Notably, preliminary analysis using the MatInspector software (Genomatix Software GmbH) [71] allowed us to identify the presence of putative KLF7 binding site in the SNAIL-, ZEB2-, Vimentin- and CD44-promoter regions (data not shown). These results support the hypothesis that KLF7 may regulate these targets at the transcriptional level, although this assumption requires experimental validation.

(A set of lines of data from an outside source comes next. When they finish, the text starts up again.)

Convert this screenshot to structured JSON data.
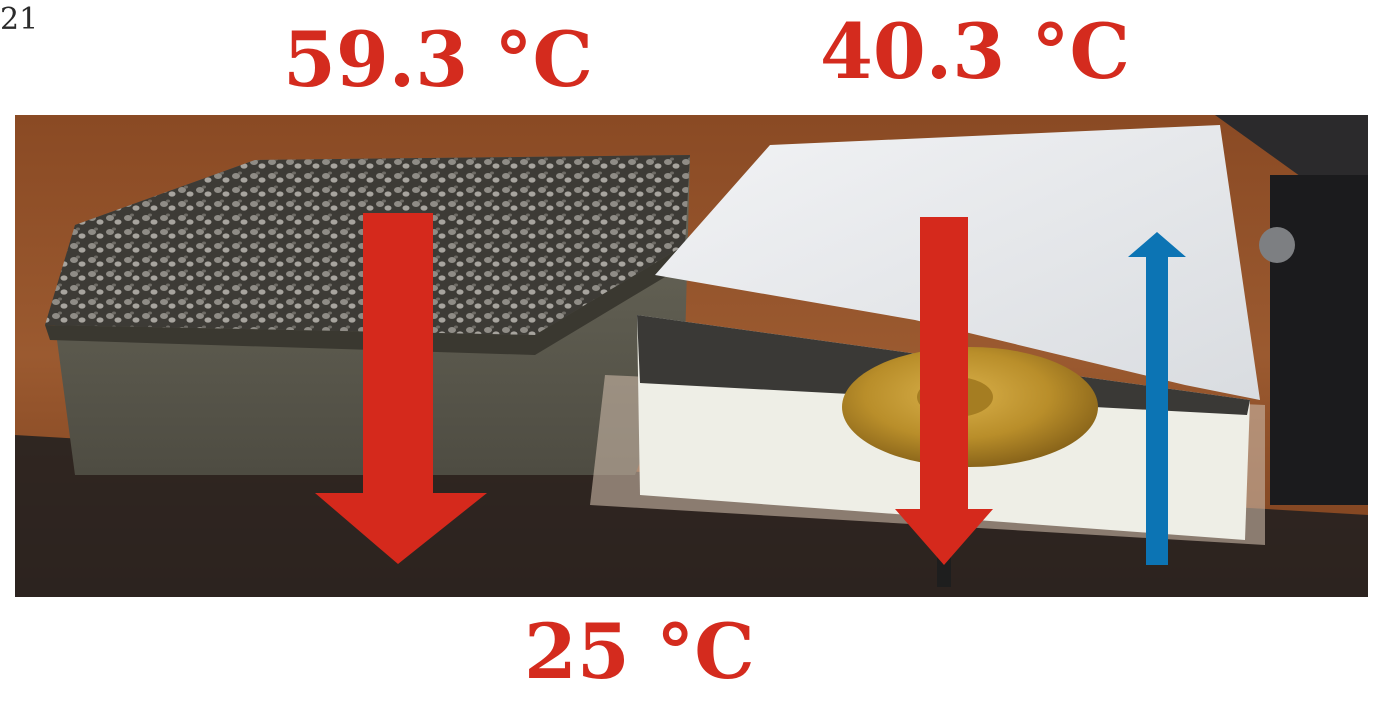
{
  "slide": {
    "page_number": "21"
  },
  "labels": {
    "left_top_temperature": "59.3 °C",
    "right_top_temperature": "40.3 °C",
    "bottom_temperature": "25 °C"
  },
  "photo": {
    "left_sample": "gravel-covered mineral wool roof sample",
    "right_sample": "white-membrane foam insulation roof sample with golden fastener disc",
    "surface": "wooden table"
  },
  "colors": {
    "label_red": "#d42b1e",
    "arrow_red": "#d5291c",
    "arrow_blue": "#0c74b4"
  }
}
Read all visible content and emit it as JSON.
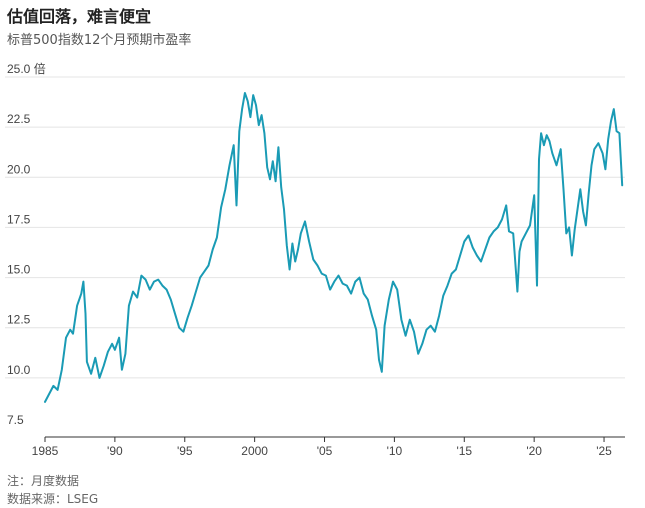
{
  "title": "估值回落，难言便宜",
  "subtitle": "标普500指数12个月预期市盈率",
  "footnote": "注：月度数据",
  "source": "数据来源：LSEG",
  "colors": {
    "line": "#1a9bb5",
    "grid": "#e4e4e4",
    "axis": "#333333"
  },
  "chart_data": {
    "type": "line",
    "title": "估值回落，难言便宜",
    "subtitle": "标普500指数12个月预期市盈率",
    "xlabel": "",
    "ylabel": "",
    "ylim": [
      7.5,
      25.0
    ],
    "xlim": [
      1985,
      2026.5
    ],
    "y_ticks": [
      {
        "value": 25.0,
        "label": "25.0 倍"
      },
      {
        "value": 22.5,
        "label": "22.5"
      },
      {
        "value": 20.0,
        "label": "20.0"
      },
      {
        "value": 17.5,
        "label": "17.5"
      },
      {
        "value": 15.0,
        "label": "15.0"
      },
      {
        "value": 12.5,
        "label": "12.5"
      },
      {
        "value": 10.0,
        "label": "10.0"
      },
      {
        "value": 7.5,
        "label": "7.5"
      }
    ],
    "x_ticks": [
      {
        "value": 1985,
        "label": "1985"
      },
      {
        "value": 1990,
        "label": "'90"
      },
      {
        "value": 1995,
        "label": "'95"
      },
      {
        "value": 2000,
        "label": "2000"
      },
      {
        "value": 2005,
        "label": "'05"
      },
      {
        "value": 2010,
        "label": "'10"
      },
      {
        "value": 2015,
        "label": "'15"
      },
      {
        "value": 2020,
        "label": "'20"
      },
      {
        "value": 2025,
        "label": "'25"
      }
    ],
    "grid": true,
    "series": [
      {
        "name": "标普500指数12个月预期市盈率",
        "x": [
          1985.0,
          1985.3,
          1985.6,
          1985.9,
          1986.2,
          1986.5,
          1986.8,
          1987.0,
          1987.3,
          1987.6,
          1987.75,
          1987.9,
          1988.0,
          1988.3,
          1988.6,
          1988.9,
          1989.2,
          1989.5,
          1989.8,
          1990.0,
          1990.3,
          1990.5,
          1990.75,
          1991.0,
          1991.3,
          1991.6,
          1991.9,
          1992.2,
          1992.5,
          1992.8,
          1993.1,
          1993.4,
          1993.7,
          1994.0,
          1994.3,
          1994.6,
          1994.9,
          1995.2,
          1995.5,
          1995.8,
          1996.1,
          1996.4,
          1996.7,
          1997.0,
          1997.3,
          1997.6,
          1997.9,
          1998.2,
          1998.5,
          1998.7,
          1998.9,
          1999.1,
          1999.3,
          1999.5,
          1999.7,
          1999.9,
          2000.1,
          2000.3,
          2000.5,
          2000.7,
          2000.9,
          2001.1,
          2001.3,
          2001.5,
          2001.7,
          2001.9,
          2002.1,
          2002.3,
          2002.5,
          2002.7,
          2002.9,
          2003.1,
          2003.3,
          2003.6,
          2003.9,
          2004.2,
          2004.5,
          2004.8,
          2005.1,
          2005.4,
          2005.7,
          2006.0,
          2006.3,
          2006.6,
          2006.9,
          2007.2,
          2007.5,
          2007.8,
          2008.1,
          2008.4,
          2008.7,
          2008.9,
          2009.1,
          2009.3,
          2009.6,
          2009.9,
          2010.2,
          2010.5,
          2010.8,
          2011.1,
          2011.4,
          2011.7,
          2012.0,
          2012.3,
          2012.6,
          2012.9,
          2013.2,
          2013.5,
          2013.8,
          2014.1,
          2014.4,
          2014.7,
          2015.0,
          2015.3,
          2015.6,
          2015.9,
          2016.2,
          2016.5,
          2016.8,
          2017.1,
          2017.4,
          2017.7,
          2018.0,
          2018.2,
          2018.5,
          2018.8,
          2018.95,
          2019.1,
          2019.4,
          2019.7,
          2020.0,
          2020.2,
          2020.35,
          2020.5,
          2020.7,
          2020.9,
          2021.1,
          2021.3,
          2021.6,
          2021.9,
          2022.1,
          2022.3,
          2022.5,
          2022.7,
          2022.9,
          2023.1,
          2023.3,
          2023.5,
          2023.7,
          2023.9,
          2024.1,
          2024.3,
          2024.6,
          2024.9,
          2025.1,
          2025.3,
          2025.5,
          2025.7,
          2025.9,
          2026.1,
          2026.3
        ],
        "values": [
          8.8,
          9.2,
          9.6,
          9.4,
          10.4,
          12.0,
          12.4,
          12.2,
          13.6,
          14.2,
          14.8,
          13.2,
          10.8,
          10.2,
          11.0,
          10.0,
          10.6,
          11.3,
          11.7,
          11.4,
          12.0,
          10.4,
          11.2,
          13.6,
          14.3,
          14.0,
          15.1,
          14.9,
          14.4,
          14.8,
          14.9,
          14.6,
          14.4,
          13.9,
          13.2,
          12.5,
          12.3,
          13.0,
          13.6,
          14.3,
          15.0,
          15.3,
          15.6,
          16.4,
          17.0,
          18.5,
          19.4,
          20.6,
          21.6,
          18.6,
          22.3,
          23.4,
          24.2,
          23.8,
          23.0,
          24.1,
          23.6,
          22.6,
          23.1,
          22.2,
          20.5,
          19.9,
          20.8,
          19.8,
          21.5,
          19.5,
          18.4,
          16.6,
          15.4,
          16.7,
          15.8,
          16.4,
          17.2,
          17.8,
          16.8,
          15.9,
          15.6,
          15.2,
          15.1,
          14.4,
          14.8,
          15.1,
          14.7,
          14.6,
          14.2,
          14.8,
          15.0,
          14.2,
          13.9,
          13.1,
          12.4,
          10.9,
          10.3,
          12.6,
          13.9,
          14.8,
          14.4,
          12.9,
          12.1,
          12.9,
          12.3,
          11.2,
          11.7,
          12.4,
          12.6,
          12.3,
          13.1,
          14.1,
          14.6,
          15.2,
          15.4,
          16.1,
          16.8,
          17.1,
          16.5,
          16.1,
          15.8,
          16.4,
          17.0,
          17.3,
          17.5,
          17.9,
          18.6,
          17.3,
          17.2,
          14.3,
          16.3,
          16.8,
          17.2,
          17.6,
          19.1,
          14.6,
          20.9,
          22.2,
          21.6,
          22.1,
          21.8,
          21.2,
          20.6,
          21.4,
          19.4,
          17.2,
          17.5,
          16.1,
          17.4,
          18.4,
          19.4,
          18.3,
          17.6,
          19.2,
          20.6,
          21.4,
          21.7,
          21.2,
          20.4,
          21.9,
          22.8,
          23.4,
          22.3,
          22.2,
          19.6
        ]
      }
    ]
  }
}
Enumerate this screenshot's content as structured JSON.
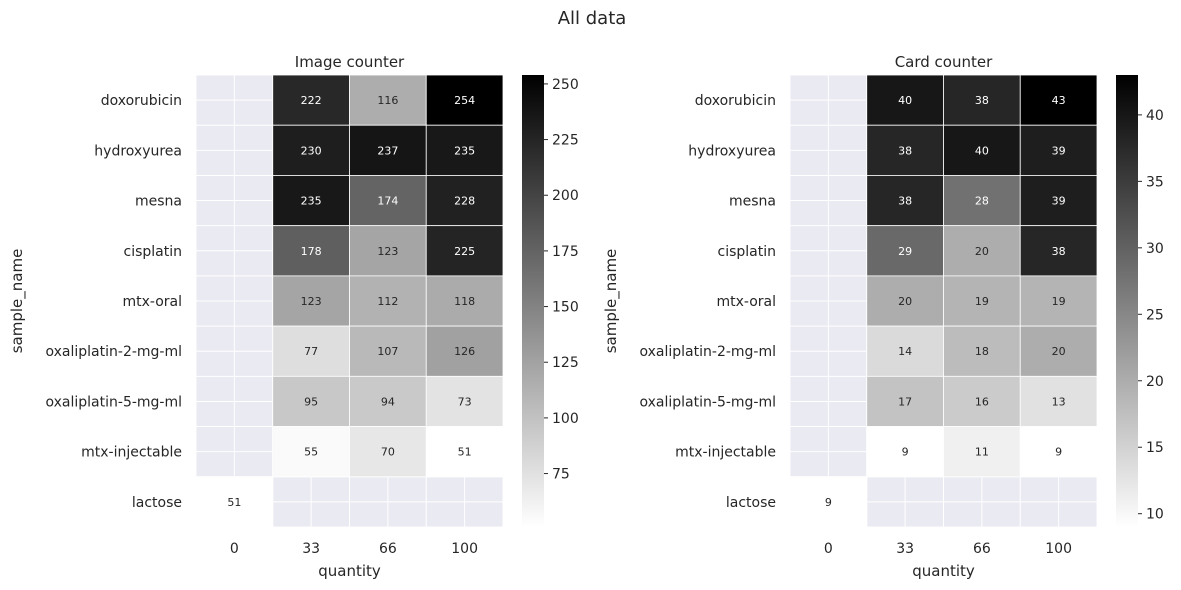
{
  "figure": {
    "suptitle": "All data"
  },
  "colors": {
    "background": "#ffffff",
    "missing_cell": "#eaeaf2",
    "grid_line": "#ffffff",
    "text_dark": "#262626",
    "cmap": [
      "#ffffff",
      "#000000"
    ]
  },
  "chart_data": [
    {
      "type": "heatmap",
      "title": "Image counter",
      "xlabel": "quantity",
      "ylabel": "sample_name",
      "x_categories": [
        "0",
        "33",
        "66",
        "100"
      ],
      "y_categories": [
        "doxorubicin",
        "hydroxyurea",
        "mesna",
        "cisplatin",
        "mtx-oral",
        "oxaliplatin-2-mg-ml",
        "oxaliplatin-5-mg-ml",
        "mtx-injectable",
        "lactose"
      ],
      "values": [
        [
          null,
          222,
          116,
          254
        ],
        [
          null,
          230,
          237,
          235
        ],
        [
          null,
          235,
          174,
          228
        ],
        [
          null,
          178,
          123,
          225
        ],
        [
          null,
          123,
          112,
          118
        ],
        [
          null,
          77,
          107,
          126
        ],
        [
          null,
          95,
          94,
          73
        ],
        [
          null,
          55,
          70,
          51
        ],
        [
          51,
          null,
          null,
          null
        ]
      ],
      "vmin": 51,
      "vmax": 254,
      "colorbar_ticks": [
        75,
        100,
        125,
        150,
        175,
        200,
        225,
        250
      ]
    },
    {
      "type": "heatmap",
      "title": "Card counter",
      "xlabel": "quantity",
      "ylabel": "sample_name",
      "x_categories": [
        "0",
        "33",
        "66",
        "100"
      ],
      "y_categories": [
        "doxorubicin",
        "hydroxyurea",
        "mesna",
        "cisplatin",
        "mtx-oral",
        "oxaliplatin-2-mg-ml",
        "oxaliplatin-5-mg-ml",
        "mtx-injectable",
        "lactose"
      ],
      "values": [
        [
          null,
          40,
          38,
          43
        ],
        [
          null,
          38,
          40,
          39
        ],
        [
          null,
          38,
          28,
          39
        ],
        [
          null,
          29,
          20,
          38
        ],
        [
          null,
          20,
          19,
          19
        ],
        [
          null,
          14,
          18,
          20
        ],
        [
          null,
          17,
          16,
          13
        ],
        [
          null,
          9,
          11,
          9
        ],
        [
          9,
          null,
          null,
          null
        ]
      ],
      "vmin": 9,
      "vmax": 43,
      "colorbar_ticks": [
        10,
        15,
        20,
        25,
        30,
        35,
        40
      ]
    }
  ]
}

Overall, the available literature and our data support the idea that KLF7 oncogenic activity may progress via different pathways, mainly affecting the EMT-program and cancer stemness. Therefore, targeting KLF7 by small compounds may open new possibilities for ovarian cancer treatment. Up to now experimental three-dimensional structural information is not available for KLF7, therefore in the current study we firstly generated a computational model structure of the transcription factor that could serve as starting point for structure-based drug design. In silico homology modelling in fact provides a valuable alternative to generate reasonable three-dimensional model structures for drug discovery [72]. Thereafter, based on the characteristics of the target druggable site we used a docking-based virtual screening to identify putative KLF7 inhibitors. Molecular docking is indeed a powerful tool for identifying the binding modes of ligands to receptors of biomedical relevance [73, 74]. However, docking scoring functions employed in high-throughput virtual screening lack accuracy in the approximation of binding affinities of protein-ligand complexes [75]. Hence we filtered the 10 top ranking poses from docking results on the basis of MMG-BSA method, which generally outperforms the scoring functions of docking algorithms [76]. Results obtained have finally allowed the identification of initial hit compounds for further medicinal chemistry optimization to improve their potency and/or selectivity as potential candidates for clinical therapy. Besides, future studies are already planned in our Department to test the efficacy of the virtual hits in preclinical experimental models.

Conclusion

Collectively, our findings demonstrated for the first time the biological function and underlying mechanism of KLF7 in HGSOC, suggesting it as a promising prognostic marker and therapeutic target. Besides, computational analysis and predictive modelling of discovery have allowed the identification of hit compounds that could be exploited for developing future therapies.